Healthcare Data Security: Challenges, Policies and Solutions

Last Updated September 24, 2018

Healthcare data security used to be as simple as locking a file cabinet full of patient records. These days, the process of protecting the privacy of health information is much more complex.

The rise of electronic health record (EHR) systems has sparked a need for regulatory guidelines on digitally stored health information due to overwhelming increases in cybercrime. New data breaches are discovered on a regular basis, posing tremendous risk to the finances of healthcare providers and patients alike.

Security breaches can cause damage far beyond monetary loss, however. Victims of cybercrime also suffer damage to their reputations, while organizations use valuable time and talent investigating breaches, which takes away from monitoring and mitigating future attacks. This is to say nothing of what else health information may be used for.

Blackmail and Fraud

A 2016 Los Angeles Times article detailed an incident involving a Hollywood medical center that was forced to pay a $17,000 ransom via bitcoin to a hacker who seized control of its computer systems.

Hospital staff were unable to communicate electronically or access electronic health records, leaving the facility in a precarious position. Either pay the ransom, or risk being able to provide effective care for its patients.
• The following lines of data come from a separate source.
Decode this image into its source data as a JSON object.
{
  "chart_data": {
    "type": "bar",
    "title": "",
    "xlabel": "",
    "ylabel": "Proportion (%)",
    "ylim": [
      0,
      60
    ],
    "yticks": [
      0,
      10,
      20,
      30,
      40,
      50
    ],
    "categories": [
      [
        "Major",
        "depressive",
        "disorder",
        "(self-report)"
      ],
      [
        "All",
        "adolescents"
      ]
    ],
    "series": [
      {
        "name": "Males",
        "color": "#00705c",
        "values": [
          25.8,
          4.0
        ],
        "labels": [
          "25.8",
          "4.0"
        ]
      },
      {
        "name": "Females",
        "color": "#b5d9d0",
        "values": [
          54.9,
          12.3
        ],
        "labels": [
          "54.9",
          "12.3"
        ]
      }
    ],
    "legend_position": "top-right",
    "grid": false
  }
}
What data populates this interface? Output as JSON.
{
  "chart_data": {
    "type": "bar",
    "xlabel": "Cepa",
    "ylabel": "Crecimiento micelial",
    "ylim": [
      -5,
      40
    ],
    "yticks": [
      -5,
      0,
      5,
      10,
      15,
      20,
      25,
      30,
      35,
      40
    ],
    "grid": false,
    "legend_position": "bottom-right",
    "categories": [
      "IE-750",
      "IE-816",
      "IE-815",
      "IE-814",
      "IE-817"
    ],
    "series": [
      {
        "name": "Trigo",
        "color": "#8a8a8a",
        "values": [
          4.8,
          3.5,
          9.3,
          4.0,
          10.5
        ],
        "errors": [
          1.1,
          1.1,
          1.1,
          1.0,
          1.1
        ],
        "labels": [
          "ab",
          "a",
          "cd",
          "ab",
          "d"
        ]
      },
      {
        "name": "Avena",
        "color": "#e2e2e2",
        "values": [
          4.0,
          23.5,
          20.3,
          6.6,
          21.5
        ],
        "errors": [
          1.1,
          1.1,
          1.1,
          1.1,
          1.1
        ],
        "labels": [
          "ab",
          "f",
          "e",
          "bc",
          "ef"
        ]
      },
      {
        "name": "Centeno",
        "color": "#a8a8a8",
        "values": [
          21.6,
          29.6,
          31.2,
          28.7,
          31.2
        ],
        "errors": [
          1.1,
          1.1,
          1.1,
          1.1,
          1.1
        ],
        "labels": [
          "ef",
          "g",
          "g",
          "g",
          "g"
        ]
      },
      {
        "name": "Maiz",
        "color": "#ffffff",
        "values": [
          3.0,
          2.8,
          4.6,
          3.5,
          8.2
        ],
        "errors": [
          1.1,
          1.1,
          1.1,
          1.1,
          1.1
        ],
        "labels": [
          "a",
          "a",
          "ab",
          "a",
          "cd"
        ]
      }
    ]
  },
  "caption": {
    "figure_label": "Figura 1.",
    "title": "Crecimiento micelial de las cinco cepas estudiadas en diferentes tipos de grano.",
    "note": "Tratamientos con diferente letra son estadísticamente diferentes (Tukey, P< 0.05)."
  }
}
The hospital paid the ransom before even contacting law enforcement for one simple reason; their ability to do their work often involves matters of life and death. Not paying the ransom and resuming normal service could severely damage the hospital’s reputation. The case mentioned in the article is just one of many in recent years.

Hackers don’t have to hold information for ransom to make money, however.

In 2015, insurer Anthem became the subject of the largest healthcare breach in history, with 78.8 million customers hacked. More than 113 million medical records were compromised in 2015 alone, according to a report from PBS.

The US Department of Health and Human Services keeps a record of all healthcare data breaches and instances where information from 500+ individuals has been compromised. So far this year, the industry has averaged nearly four data breaches per week.

The reason for this, is that patient data is invaluable and oftentimes more vulnerable than financial information, explains James Scott, co-founder and senior fellow at the Institute for Critical Infrastructure Technology (ICIT).

“With credit cards, the money is insured. If the bank is FDIC-backed, most people who have their credit card numbers stolen won’t actually lose the money. The bank makes up the difference,” Scott said in an interview with Scientific American. “But with electronic health records, the reason that hospitals and insurance companies are such a big target, first, is because of the payoff.”

Healthcare data sells at a high price. The average cost for health information is about $500 per patient, reports the InfoSec Institute. EHRs contain a wealth of valuable data including addresses, social security numbers, children’s information, and job titles, all of which can be used to support fraud schemes or sold for use overseas.

For example, in 2011, Chinese cybercriminals stole two thousand patient X-rays from a hospital in Boston. According to the hospital’s Chief Information Officer, these kinds of items are often times sold to people in other countries who can’t otherwise pass health examinations required to obtain travel visas.

HIPPA and Healthcare Data Security

The safety of health data relies on compliance with the Health Insurance Portability and Accountability Act (HIPAA) and secure employment of EHRs. The Health Information Technology for Economic and Clinical Health (HITECH) Act was created by the federal government to demonstrate its support of rapid EHR adoption.

Standards for protecting health data arrived in the HIPAA Security Rule, which was created to safeguard individually identifiable digital health data while giving healthcare providers appropriate access to data they need.

As a result of HIPAA’s privacy and security rules, breaches affecting patient privacy are met with more serious punishments. The Secretary of the Department of Health and Human Services determines penalty amounts based on the nature and extent of a violation and the amount of harm that resulted from it. According to the American Medical Association website, penalties can range anywhere from $100-$50,000 with an annual maximum of $1.5 million for the provider in question.

Healthcare data security is now an “all hands on deck” problem. Health information is valuable and vulnerable, and it’s overwhelming for individual businesses to protect it on their own.

As more organizations share data, they must now work together to protect it. Creating interoperable networks that facilitate easy, safe transference of information involves collaboration among health information management professionals, researchers, clinicians, business administrators and other employees in the healthcare field.

Healthcare organizations and the government are combining their resources and expertise to improve health data security. The hope is that working together will result in stronger information protection, greater patient confidence, and appropriate punishments for cybercriminals.